As Nixonian intrigue once again darkens the halls and offices of the White House, it seems an appropriate time for a documentary profile of a political operative with ‘Tricky Dick’ tattooed on his back. Among other indelible marks left in his infamous career as a dirty Republican trickster and lobbyist for dictators, notably, Roger Stone has proved that it is more fun playing the villain in politics, just as in acting. In fact, Stone would probably see little difference between the two professions: the bottom line is after all — can you entertain the people? NETFLIX’s GET ME ROGER STONE traces the slash-and-burn hijinks of this “sinister Forrest Gump of American politics” as he’s described by New Yorker’s Jeffrey Toobin, and in particular, his connections and early influence on his longtime friend President Donald J. Trump. Beside their mutual obsession with winning at all costs (short of breaking the law), it was Stone as strategist who saw the upside of the reality TV star’s popularity back in 2000 and its parallels to Reagan’s B-movie heroic appeal. In the film, Stone boasts that he was like a jockey who had identified Trump as a prime piece of horseflesh. Unlike many of Trump’s other cronies, Stone wasn’t able to join his former client in the Winner’s Circle of Washington and was instead fired from his campaign.

Photograph by Platon from New Yorker “Dirty Trickster”

More than anything, the doc’s colorful romp through Stone’s greatest and worst political “hits”, confirms Stone’s status as vaudeville bogeyman of the American scene. Put another way, despite his bravado, bile and wit, Stone is more last resort than first call when it comes to his utility, having earned a reputation as a “Me First” guy in the “America First” crowd. While Donald Trump crows about Roger’s talents in the film, he has stated elsewhere that he is a “stone-cold loser…who takes credit for things he hasn’t done.” A libertine more concerned with padding out his Wikipedia page and ultimately his New York Times obituary with as much outrage and scandal as possible. Never a real power broker, Stone shows one how to get to rich by being (morally) bankrupt. A symbol of the House of Cards cynical swamp that Washington has come to appear from outside the Beltway, a running soap opera of vicious skullduggery, influence-peddling, dysfunctional infighting and entrenched corruption. And for that reputation, he’s damn proud. He wants to be remembered for being nothing less than a razor wire in the side of the democratic process.
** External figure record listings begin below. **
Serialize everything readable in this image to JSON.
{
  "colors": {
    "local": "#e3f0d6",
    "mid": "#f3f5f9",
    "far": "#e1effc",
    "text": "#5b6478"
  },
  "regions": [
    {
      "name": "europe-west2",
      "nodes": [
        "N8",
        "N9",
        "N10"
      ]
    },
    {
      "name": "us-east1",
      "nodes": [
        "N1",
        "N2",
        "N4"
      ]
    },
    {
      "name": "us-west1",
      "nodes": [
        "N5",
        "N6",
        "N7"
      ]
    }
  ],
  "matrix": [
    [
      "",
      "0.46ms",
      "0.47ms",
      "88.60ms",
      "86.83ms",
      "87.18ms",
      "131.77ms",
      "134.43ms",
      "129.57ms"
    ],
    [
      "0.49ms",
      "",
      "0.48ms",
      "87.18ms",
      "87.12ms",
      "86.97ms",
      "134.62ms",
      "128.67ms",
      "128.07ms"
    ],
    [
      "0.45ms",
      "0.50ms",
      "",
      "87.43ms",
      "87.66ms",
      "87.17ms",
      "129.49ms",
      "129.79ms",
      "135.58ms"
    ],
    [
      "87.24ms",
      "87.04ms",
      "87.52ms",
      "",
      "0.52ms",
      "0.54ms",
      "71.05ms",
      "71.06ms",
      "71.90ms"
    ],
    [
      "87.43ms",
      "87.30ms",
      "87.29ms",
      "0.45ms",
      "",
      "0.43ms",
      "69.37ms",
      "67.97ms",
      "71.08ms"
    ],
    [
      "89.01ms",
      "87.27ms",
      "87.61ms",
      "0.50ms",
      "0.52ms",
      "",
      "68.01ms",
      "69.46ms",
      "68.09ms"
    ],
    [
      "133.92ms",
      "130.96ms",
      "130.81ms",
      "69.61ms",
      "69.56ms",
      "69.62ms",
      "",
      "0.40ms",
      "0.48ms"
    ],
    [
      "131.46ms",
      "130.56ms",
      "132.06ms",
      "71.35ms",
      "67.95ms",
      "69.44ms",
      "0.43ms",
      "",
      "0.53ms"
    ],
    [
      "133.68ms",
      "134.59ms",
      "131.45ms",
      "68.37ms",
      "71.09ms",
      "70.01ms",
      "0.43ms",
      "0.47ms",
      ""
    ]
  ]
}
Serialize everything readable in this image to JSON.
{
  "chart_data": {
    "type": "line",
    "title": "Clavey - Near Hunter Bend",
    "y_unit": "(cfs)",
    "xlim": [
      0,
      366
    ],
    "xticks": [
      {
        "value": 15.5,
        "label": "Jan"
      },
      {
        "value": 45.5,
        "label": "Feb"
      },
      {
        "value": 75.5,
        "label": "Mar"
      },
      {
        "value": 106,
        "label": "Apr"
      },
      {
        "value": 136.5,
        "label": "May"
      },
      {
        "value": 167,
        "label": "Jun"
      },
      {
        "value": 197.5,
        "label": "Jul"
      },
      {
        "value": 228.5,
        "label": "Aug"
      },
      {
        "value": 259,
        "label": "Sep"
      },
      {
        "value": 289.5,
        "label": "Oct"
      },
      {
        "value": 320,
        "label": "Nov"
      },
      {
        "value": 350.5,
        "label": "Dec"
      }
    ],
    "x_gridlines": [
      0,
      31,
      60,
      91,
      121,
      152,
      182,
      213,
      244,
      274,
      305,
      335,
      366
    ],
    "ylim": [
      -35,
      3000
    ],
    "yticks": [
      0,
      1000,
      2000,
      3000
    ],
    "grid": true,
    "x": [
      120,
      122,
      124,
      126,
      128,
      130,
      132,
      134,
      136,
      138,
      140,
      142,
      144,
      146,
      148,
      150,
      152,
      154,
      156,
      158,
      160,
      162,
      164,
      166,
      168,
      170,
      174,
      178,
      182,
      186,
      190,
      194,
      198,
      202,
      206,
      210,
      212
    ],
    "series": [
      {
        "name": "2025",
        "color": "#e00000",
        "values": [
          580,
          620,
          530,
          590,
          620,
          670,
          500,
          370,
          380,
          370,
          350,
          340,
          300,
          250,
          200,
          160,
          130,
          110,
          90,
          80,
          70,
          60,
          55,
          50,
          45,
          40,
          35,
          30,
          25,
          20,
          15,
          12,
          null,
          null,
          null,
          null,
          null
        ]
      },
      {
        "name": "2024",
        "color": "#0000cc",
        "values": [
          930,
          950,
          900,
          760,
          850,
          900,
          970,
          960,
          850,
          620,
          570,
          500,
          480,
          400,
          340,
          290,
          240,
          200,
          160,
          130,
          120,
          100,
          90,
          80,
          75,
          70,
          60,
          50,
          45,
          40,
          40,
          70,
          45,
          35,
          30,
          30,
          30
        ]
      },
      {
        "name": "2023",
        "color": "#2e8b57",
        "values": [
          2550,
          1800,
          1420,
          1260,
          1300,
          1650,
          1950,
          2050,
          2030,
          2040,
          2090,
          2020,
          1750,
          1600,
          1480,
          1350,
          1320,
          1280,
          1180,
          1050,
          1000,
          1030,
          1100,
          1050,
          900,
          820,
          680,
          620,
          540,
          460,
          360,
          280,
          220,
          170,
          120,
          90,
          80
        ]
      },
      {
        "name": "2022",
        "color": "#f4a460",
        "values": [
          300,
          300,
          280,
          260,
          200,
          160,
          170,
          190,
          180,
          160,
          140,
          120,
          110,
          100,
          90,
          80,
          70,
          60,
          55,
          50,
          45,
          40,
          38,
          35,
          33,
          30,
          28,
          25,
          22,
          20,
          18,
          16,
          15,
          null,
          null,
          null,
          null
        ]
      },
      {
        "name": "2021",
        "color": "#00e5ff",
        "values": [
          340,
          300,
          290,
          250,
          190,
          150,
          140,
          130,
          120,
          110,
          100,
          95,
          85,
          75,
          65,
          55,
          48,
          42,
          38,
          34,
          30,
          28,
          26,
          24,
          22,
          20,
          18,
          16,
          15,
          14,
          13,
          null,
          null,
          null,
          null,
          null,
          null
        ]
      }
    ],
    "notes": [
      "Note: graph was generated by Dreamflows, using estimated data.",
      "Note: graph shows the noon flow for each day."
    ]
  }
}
While Roger’s rules (“Attack, attack, attack, never defend”) structure the film and read like a Machiavellian playbook for Trump and the post-fact age, his real lesson is class warfare as a powerful tool and political weapon. Back in his days working on the Reagan campaign, he identified the strategic value of “Reagan Democrats” — white working class voters disillusioned and betrayed by the Democratic Party. These same voters who helped Trump into the highest office in the land. Perhaps because of his fringe political status, Stone has been throwing gasoline on this populist fire against the “liberal elite” for decades. Most recently, with InfoWars conspiracy-monger Alex Jones. When asked what core political idea he shares with Trump, he easily replies in the back of a limousine, “Anti-elitism.”

As party leaders and media personalities on both sides of the aisle seem determined to fight culture wars rather than offer policy proposals that will improve the lives of ordinary people, one can expect Stone’s phone will keep ringing.